Introducing rasterio

Ever since I wrote Fiona, I've been asked if I have plans to do something similar for geospatial raster data. Having been out of the raster business for a few years, I always said "no serious plans, just blue-sky ideas." Today, I'm back in satellite image processing and very much want and need something like Fiona-for-rasters. Rasterio is my attempt to write such a Python package.

Whereas Fiona is about reading and writing GeoJSON-like objects from and to vector data files, rasterio exists to let Python programmers read and write Numpy arrays (or other array-like objects providing the PEP 3118 buffer interface) from and to raster data files. I intend rasterio to be fast and gotcha-free and let programmers do the things they do now with osgeo.gdal, but with familiar Python idioms and much less code.

I've just uploaded to PyPI rasterio 0.2. Share and enjoy.

Briefly, here's how you use rasterio to get the dimensions, number of bands, indexes of the bands, coordinate reference system, and coordinate transform matrix from a GeoTIFF.

>>> import rasterio
>>> with rasterio.open('rasterio/tests/data/RGB.byte.tif') as src:
...     print(src.width, src.height)
...     print(src.count)
...     print(src.indexes)
...     print(src.dtypes)
...     print(src.crs)
...     print(src.transform)
...
(791, 718)
3
[1, 2, 3]
[<type 'numpy.uint8'>, <type 'numpy.uint8'>, <type 'numpy.uint8'>]
{u'units': u'm', u'no_defs': True, u'ellps': u'WGS84', u'proj': u'utm', u'zone': 18}
[101985.0, 300.0379266750948, 0.0, 2826915.0, 0.0, -300.041782729805]

Rasterio subscribes to PROJ.4 style dicts for coordinate reference systems, as Fiona does.
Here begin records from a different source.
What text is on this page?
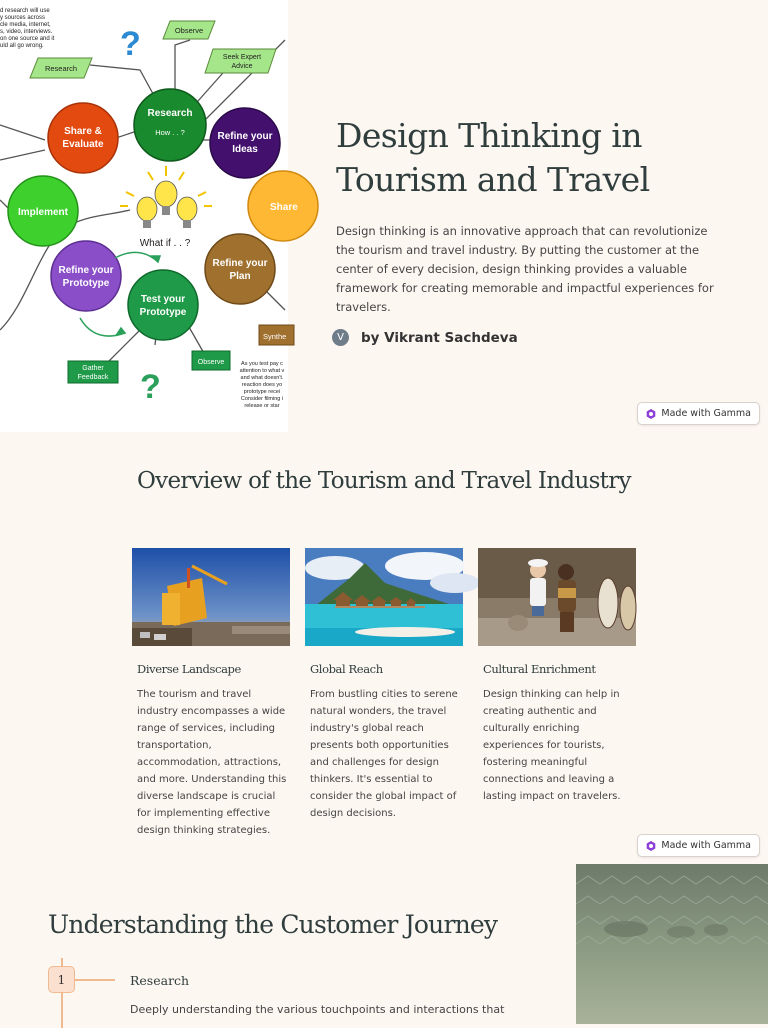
d research will use
y sources across
cle media, internet,
s, video, interviews.
on one source and it
uld all go wrong.
Research
Observe
Seek Expert
Advice
?
?
Research
How . . ?
Share &
Evaluate
Refine your
Ideas
Share
Implement
Refine your
Plan
Refine your
Prototype
Test your
Prototype
What if . . ?
Synthe
Observe
Gather
Feedback
As you test pay c
attention to what v
and what doesn't.
reaction does yo
prototype recei
Consider filming i
release or star
Design Thinking in Tourism and Travel

Design thinking is an innovative approach that can revolutionize the tourism and travel industry. By putting the customer at the center of every decision, design thinking provides a valuable framework for creating memorable and impactful experiences for travelers.

V	by Vikrant Sachdeva
Made with Gamma
Overview of the Tourism and Travel Industry
Diverse Landscape

The tourism and travel industry encompasses a wide range of services, including transportation, accommodation, attractions, and more. Understanding this diverse landscape is crucial for implementing effective design thinking strategies.

Global Reach

From bustling cities to serene natural wonders, the travel industry's global reach presents both opportunities and challenges for design thinkers. It's essential to consider the global impact of design decisions.

Cultural Enrichment

Design thinking can help in creating authentic and culturally enriching experiences for tourists, fostering meaningful connections and leaving a lasting impact on travelers.

Made with Gamma
Understanding the Customer Journey
1	Research

Deeply understanding the various touchpoints and interactions that
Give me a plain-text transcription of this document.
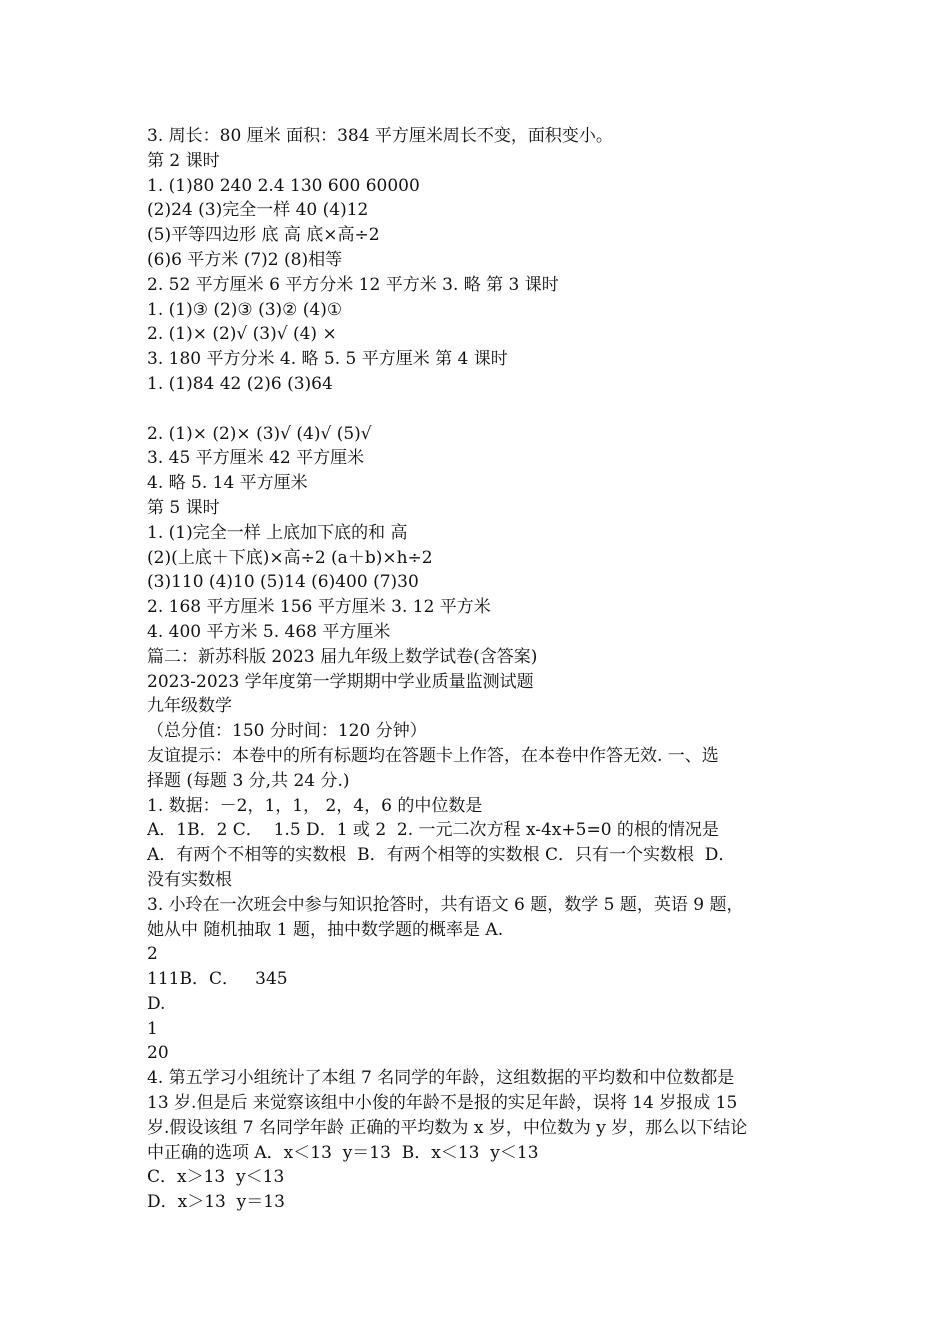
3. 周长：80 厘米 面积：384 平方厘米周长不变，面积变小。
第 2 课时
1. (1)80 240 2.4 130 600 60000
(2)24 (3)完全一样 40 (4)12
(5)平等四边形 底 高 底×高÷2
(6)6 平方米 (7)2 (8)相等
2. 52 平方厘米 6 平方分米 12 平方米 3. 略 第 3 课时
1. (1)③ (2)③ (3)② (4)①
2. (1)× (2)√ (3)√ (4) ×
3. 180 平方分米 4. 略 5. 5 平方厘米 第 4 课时
1. (1)84 42 (2)6 (3)64
2. (1)× (2)× (3)√ (4)√ (5)√
3. 45 平方厘米 42 平方厘米
4. 略 5. 14 平方厘米
第 5 课时
1. (1)完全一样 上底加下底的和 高
(2)(上底＋下底)×高÷2 (a＋b)×h÷2
(3)110 (4)10 (5)14 (6)400 (7)30
2. 168 平方厘米 156 平方厘米 3. 12 平方米
4. 400 平方米 5. 468 平方厘米
篇二：新苏科版 2023 届九年级上数学试卷(含答案)
2023-2023 学年度第一学期期中学业质量监测试题
九年级数学
（总分值：150 分时间：120 分钟）
友谊提示：本卷中的所有标题均在答题卡上作答，在本卷中作答无效. 一、选
择题 (每题 3 分,共 24 分.)
1. 数据：－2，1，1， 2，4，6 的中位数是
A．1B．2 C．  1.5 D．1 或 2  2. 一元二次方程 x-4x+5=0 的根的情况是
A．有两个不相等的实数根  B．有两个相等的实数根 C．只有一个实数根  D．
没有实数根
3. 小玲在一次班会中参与知识抢答时，共有语文 6 题，数学 5 题，英语 9 题，
她从中 随机抽取 1 题，抽中数学题的概率是 A.
2
111B．C．   345
D.
1
20
4. 第五学习小组统计了本组 7 名同学的年龄，这组数据的平均数和中位数都是
13 岁.但是后 来觉察该组中小俊的年龄不是报的实足年龄，误将 14 岁报成 15
岁.假设该组 7 名同学年龄 正确的平均数为 x 岁，中位数为 y 岁，那么以下结论
中正确的选项 A．x＜13  y＝13  B．x＜13  y＜13
C．x＞13  y＜13
D．x＞13  y＝13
The indexes attribute contains the indexes of all image bands, and those are used to access bands and analyze them like so.

>>> with rasterio.open('rasterio/tests/data/RGB.byte.tif') as src:
...     npixels = src.width * src.height
...     for i in src.indexes:
...         band = src.read_band(i)
...         print(i, band.min(), band.max(), band.sum()/npixels)
...
(1, 0, 255, 29.94772668847656)
(2, 0, 255, 44.516147889382289)
(3, 0, 255, 48.113056354742945)

Rasterio is written using Cython, so it's fast and has Python 2/3 compatibility. I'm testing with Python 2.7 and Python 3.3 and have it deployed on Python 2.7 at work (where the benchmarks are very positive). I hope you'll find rasterio interesting and follow or fork.

Joining MapBox

As announced on the company blog, I'm now working at MapBox. I'm excited about this. I'm more than excited. My 8 year-old thinks she knows what excitement is, but dear child, this is something else. Working on bigger things with all the talented and thoughtful folks at MapBox is going to be fun.
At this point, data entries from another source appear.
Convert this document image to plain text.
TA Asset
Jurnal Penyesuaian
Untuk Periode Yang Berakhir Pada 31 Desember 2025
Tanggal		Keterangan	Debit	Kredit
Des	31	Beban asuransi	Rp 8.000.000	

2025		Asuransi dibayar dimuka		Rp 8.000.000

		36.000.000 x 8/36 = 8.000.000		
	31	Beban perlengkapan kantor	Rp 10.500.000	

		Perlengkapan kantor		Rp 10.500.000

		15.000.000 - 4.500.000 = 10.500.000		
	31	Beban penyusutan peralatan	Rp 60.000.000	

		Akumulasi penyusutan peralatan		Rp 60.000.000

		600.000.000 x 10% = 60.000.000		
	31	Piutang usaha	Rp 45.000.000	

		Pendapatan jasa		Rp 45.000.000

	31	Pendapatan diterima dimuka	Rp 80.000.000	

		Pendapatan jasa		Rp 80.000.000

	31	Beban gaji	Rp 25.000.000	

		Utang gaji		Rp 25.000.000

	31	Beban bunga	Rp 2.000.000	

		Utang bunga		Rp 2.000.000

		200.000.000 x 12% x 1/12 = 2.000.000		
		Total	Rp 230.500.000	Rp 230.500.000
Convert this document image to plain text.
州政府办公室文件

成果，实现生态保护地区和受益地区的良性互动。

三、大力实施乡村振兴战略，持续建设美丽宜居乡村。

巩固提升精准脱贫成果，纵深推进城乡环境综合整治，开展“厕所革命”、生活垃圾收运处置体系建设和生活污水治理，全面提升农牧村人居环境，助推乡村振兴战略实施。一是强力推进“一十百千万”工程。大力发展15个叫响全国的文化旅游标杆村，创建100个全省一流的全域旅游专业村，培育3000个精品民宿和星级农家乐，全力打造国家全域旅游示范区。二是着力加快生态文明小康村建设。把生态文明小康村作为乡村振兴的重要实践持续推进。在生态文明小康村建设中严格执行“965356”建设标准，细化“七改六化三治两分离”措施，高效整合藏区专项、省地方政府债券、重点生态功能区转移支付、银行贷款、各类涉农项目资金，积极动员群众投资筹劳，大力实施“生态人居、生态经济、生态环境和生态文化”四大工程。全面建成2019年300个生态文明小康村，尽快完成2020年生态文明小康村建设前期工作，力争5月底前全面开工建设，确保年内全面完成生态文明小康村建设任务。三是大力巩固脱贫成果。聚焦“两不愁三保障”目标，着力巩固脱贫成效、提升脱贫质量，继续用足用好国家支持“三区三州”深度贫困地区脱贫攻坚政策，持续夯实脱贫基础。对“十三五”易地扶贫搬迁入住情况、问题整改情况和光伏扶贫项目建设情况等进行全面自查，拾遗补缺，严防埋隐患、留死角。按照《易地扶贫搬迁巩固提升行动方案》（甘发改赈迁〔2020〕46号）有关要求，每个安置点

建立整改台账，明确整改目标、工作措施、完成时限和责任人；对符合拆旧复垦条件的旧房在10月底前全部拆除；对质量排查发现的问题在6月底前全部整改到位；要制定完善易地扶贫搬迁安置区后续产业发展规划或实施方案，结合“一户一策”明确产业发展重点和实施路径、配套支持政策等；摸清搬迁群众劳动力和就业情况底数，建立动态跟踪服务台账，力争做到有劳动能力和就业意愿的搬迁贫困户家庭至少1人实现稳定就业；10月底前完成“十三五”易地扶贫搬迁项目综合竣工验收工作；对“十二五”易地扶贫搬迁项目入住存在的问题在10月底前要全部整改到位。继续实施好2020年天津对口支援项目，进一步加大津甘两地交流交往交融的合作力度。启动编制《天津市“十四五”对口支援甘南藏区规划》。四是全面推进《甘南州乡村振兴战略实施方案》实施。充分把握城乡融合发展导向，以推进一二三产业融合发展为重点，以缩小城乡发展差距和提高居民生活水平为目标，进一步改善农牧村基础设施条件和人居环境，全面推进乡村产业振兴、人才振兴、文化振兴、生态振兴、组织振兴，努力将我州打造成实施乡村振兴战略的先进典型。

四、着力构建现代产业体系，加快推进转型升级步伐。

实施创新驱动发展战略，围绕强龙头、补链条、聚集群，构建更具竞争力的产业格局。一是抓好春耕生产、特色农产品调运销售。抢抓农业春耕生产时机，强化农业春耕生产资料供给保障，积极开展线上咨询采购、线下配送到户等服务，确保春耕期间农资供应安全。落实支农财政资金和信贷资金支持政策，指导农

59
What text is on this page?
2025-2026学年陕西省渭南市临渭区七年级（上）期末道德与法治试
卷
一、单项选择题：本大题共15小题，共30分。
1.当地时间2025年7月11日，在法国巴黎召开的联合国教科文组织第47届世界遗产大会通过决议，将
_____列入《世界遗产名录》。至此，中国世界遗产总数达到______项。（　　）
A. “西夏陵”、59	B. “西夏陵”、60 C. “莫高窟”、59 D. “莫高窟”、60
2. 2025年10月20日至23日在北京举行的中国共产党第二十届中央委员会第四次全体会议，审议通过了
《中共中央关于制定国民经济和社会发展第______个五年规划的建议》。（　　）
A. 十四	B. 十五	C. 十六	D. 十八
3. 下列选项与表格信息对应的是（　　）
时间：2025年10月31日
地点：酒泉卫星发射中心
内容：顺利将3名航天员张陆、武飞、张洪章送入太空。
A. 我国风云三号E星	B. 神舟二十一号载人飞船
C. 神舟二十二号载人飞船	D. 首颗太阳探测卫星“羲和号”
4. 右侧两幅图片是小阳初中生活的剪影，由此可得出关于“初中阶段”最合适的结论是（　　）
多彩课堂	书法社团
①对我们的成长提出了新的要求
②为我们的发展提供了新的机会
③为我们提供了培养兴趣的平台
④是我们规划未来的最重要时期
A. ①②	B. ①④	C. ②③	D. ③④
Is the transition from academic to commerical work going to be hard? I've worked at fast-paced companies before – experience that definitely factored into my being hired by the AWMC – and I'm happy to be back in this environment. And because I'll be continuing to work on open source geospatial software, data, and protocols, I feel like my favorite academic communities win from having me on the mersh side of things.

What am I going to be working on? A bunch of different things, but my near future involves pixels. Gazillions of pixels. MapBox uses Shapely and Fiona already, so I'll get to stay involved with those projects.

Will I be moving to Washington, D.C. or San Francisco? No, I'm mainly going to work from Fort Collins, but I'll be at one of the offices regularly. I hope to persuade people that the Fort wouldn't be a terrible place to visit for sprints, either. Relatively cheap accomodations and food and plenty of nice beers to meet.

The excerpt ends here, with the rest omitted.